Histórias
que não se contam
O não-dito e a Psicanálise com
crianças e adolescentes
PREFÁCIO
A psicanálise supõe que
as crianças são por definição- inocentes.
Esta afirmação é verdadeira, ainda que capciosa. Inocência,
como sinônimo de pureza, não há nem nunca teria havido, e isso
ficou claro desde os Três ensaios... de Freud, que
escancararam a sexualidade infantil. Porém, se fosse
considerada a etimologia da palavra, ficaria claro que
o prefixo negativo indica a ausência de nous, ou seja, de
conhecimento.
As crianças, então,
nada saberiam, pois nascem feitas tabula rasa. Aqui,
novamente, outra aporia. De fato, elas desconhecem, e por isso
perguntam tanto. Mas também não deixam de saber, pois são
capazes de deduzir, inferir, abduzir, e até adivinhar.
Os adultos falam, e
deles se espera informação, sabedoria e veracidade. Todavia,
isso sairia das suas bocas ou talvez não. Na perspectiva
do que se diz e do que se omite, do que pode ser dito, e o que se
prefere silenciar, do que não tem palavras nem nunca terá, etcétera
e tal, e do conjunto dos efeitos que tudo isto provoca, o
trabalho de Miriam Debieux tem muito para mostrar, explicitar e
questionar.
As histórias que não
são contadas, as palavras censuradas, as verdades caladas, estas
e outras espécies de não dito acarretam
conseqüências, nunca benfazejas e quase sempre patológicas.
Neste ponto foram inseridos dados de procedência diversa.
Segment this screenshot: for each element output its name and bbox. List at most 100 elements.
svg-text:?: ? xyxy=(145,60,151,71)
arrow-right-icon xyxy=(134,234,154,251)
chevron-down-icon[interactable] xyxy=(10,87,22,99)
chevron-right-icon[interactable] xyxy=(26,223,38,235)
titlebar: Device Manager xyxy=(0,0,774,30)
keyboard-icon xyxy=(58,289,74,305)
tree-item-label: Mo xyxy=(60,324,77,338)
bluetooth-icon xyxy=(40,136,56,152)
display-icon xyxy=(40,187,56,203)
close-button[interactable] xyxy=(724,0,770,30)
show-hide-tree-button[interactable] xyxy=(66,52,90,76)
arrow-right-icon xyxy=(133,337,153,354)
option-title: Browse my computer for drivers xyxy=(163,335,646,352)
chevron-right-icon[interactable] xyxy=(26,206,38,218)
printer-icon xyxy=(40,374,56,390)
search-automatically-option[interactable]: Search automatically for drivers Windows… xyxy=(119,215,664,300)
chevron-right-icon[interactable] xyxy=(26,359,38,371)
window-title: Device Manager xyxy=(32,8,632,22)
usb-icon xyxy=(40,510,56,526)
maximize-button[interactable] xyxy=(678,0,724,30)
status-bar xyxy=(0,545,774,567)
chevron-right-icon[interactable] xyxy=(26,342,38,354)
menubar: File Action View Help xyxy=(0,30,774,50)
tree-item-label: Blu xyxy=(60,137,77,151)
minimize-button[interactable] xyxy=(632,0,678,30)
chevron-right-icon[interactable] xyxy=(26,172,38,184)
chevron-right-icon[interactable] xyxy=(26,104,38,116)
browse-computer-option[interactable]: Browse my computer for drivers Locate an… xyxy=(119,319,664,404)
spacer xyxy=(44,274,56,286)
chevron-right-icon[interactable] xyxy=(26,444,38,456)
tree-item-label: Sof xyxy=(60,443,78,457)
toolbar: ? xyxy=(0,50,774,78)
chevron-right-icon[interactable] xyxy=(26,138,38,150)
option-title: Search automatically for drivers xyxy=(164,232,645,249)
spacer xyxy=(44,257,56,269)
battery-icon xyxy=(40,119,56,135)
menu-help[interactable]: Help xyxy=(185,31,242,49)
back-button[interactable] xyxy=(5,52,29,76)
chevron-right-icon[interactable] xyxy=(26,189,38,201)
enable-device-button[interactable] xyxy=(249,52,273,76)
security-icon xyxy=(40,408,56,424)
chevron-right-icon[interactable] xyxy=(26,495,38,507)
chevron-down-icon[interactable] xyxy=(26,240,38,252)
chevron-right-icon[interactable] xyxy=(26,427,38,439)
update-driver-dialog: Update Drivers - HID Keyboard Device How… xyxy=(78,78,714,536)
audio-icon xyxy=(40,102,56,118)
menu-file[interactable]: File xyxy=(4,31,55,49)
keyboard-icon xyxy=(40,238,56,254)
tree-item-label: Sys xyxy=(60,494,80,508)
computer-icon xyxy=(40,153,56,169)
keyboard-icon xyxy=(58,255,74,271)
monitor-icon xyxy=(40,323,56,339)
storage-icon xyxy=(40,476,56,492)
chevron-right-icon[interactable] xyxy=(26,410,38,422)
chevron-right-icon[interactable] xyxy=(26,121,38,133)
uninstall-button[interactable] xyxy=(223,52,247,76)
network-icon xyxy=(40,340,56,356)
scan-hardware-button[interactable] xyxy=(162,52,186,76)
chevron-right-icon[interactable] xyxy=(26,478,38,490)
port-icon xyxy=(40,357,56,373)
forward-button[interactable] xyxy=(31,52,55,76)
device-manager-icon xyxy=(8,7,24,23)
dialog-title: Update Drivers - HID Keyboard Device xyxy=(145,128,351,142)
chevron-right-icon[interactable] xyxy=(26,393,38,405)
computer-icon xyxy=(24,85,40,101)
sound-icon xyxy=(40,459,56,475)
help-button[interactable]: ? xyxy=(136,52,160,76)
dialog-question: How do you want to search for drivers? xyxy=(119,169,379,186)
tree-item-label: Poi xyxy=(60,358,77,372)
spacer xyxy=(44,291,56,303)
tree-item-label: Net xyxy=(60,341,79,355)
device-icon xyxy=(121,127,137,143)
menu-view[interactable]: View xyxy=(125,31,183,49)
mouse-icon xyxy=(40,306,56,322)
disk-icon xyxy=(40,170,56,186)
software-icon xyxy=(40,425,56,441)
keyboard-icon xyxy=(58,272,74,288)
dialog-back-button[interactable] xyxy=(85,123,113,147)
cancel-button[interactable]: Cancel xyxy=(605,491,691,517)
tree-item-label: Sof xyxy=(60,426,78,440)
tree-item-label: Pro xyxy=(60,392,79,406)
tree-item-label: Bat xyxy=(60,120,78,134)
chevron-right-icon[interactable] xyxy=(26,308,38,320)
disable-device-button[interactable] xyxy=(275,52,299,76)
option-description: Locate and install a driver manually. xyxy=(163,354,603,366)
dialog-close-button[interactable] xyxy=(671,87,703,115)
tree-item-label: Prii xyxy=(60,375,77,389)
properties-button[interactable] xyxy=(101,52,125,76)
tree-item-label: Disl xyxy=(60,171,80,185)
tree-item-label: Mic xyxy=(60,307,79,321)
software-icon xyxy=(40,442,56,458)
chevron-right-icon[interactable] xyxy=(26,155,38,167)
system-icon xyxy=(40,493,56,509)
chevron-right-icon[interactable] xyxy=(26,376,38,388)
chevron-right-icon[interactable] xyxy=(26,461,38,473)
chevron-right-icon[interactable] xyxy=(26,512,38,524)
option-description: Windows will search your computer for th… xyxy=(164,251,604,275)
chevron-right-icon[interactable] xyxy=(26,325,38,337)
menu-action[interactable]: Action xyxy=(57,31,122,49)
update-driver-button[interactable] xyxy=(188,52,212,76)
Em
cada caso, o infantil sujeito sofre e, em razão de tais
mordaças, produz sintomas.
As vivências da clínica
evidenciam as seqüelas do que deveria ter sido falado e não foi,
menos por que seria impossível de verbalizar, e mais por haver
uma proibição de enunciá-lo em voz alta. Comprova-se como a
decisão de deixar a criança na ignorância tem um preço, pois
a falta de significado costuma induzir todo tipo de sentidos
alienados.
Retomando um
postulado de Lacan em LEtourdit, que se diga fica
esquecido por trás do que se diz naquilo que se escuta. Para
melhor aproveitar esta asseveração, ela teria de ser modulada
de todas as maneiras, começando pela negativa: o que não se
diz não será escutado, embora não seja esquecido que não se
diga.
Contudo,
mesmo o que não se diz tem existência, pois funciona em
off- como causa. O inaudível resta inaudito, e pesa como um
eco de uma revelação que não houve. Sem a verbalização, as
chances de elaborar diminuem ou faltam por completo; então, é
bem provável que o não simbolizado volte desde o real,
motivando inibições, sintomas ou angústia.
Bem entendido, do
que se trata é de um percalço localizado no discurso, não
apenas o lingüistico, mas o do Outro, aquele que, na infância,
é representado pelos pais como lugar-tenentes. Eles são responsáveis
tanto pela transparência da sobredeterminação, quanto pelo seu
avesso, a mistificação.
O discurso, feito de
palavras e de viva voz, se desdobra num saldo o enunciado-,
que é decorrente de um ato a enunciação.
Nesta constam dois aspectos, independentes porém mutuamente
potenciáveis: o indizível e o interdito.
Deste, dá para diferenciar aquilo que é abjeto,
daquilo que acabaria sendo um secreto.
Este último, por sua vez, teria duas possibilidades: ser guardado
ou ser perdido. No primeiro caso, um dia
poderá ser confessado; no segundo, mesmo omitido, seria plausível
que, em circunstâncias favoráveis, algo fosse associado.
Numa psicanálise, o
paciente criança ou adulto- fornece o material
significante, rememorando até certo ponto. Quando se atinge o
limite lógico da resistência, é pela intervenção do analista
por meio de algum enunciado eficaz- que se torna viável o
avanço do tratamento, sob a forma da interpretação, ou em
se tratando do não dito- pelo recurso da
construção. Contrabalançando o ônus psíquico do que foi
impedido de ser articulado, a pontuação necessária é aquela
que permite reconstruir a continuidade de uma história.
Superando, deste modo, a alienação do desejo do Outro, fica
pautada a separação do sujeito e, como resultante, o
restabelecimento de sua autonomia.
Miriam Debieux, experiente analista de crianças, conhece muito bem o que está em jogo no não dito, e suas incidências. Seu livro é exemplar nas referências teóricas da questão, mas -fundamentalmente - na alçada da prática clínica, ali onde nada mais que a verdade tem poderes terapêuticos.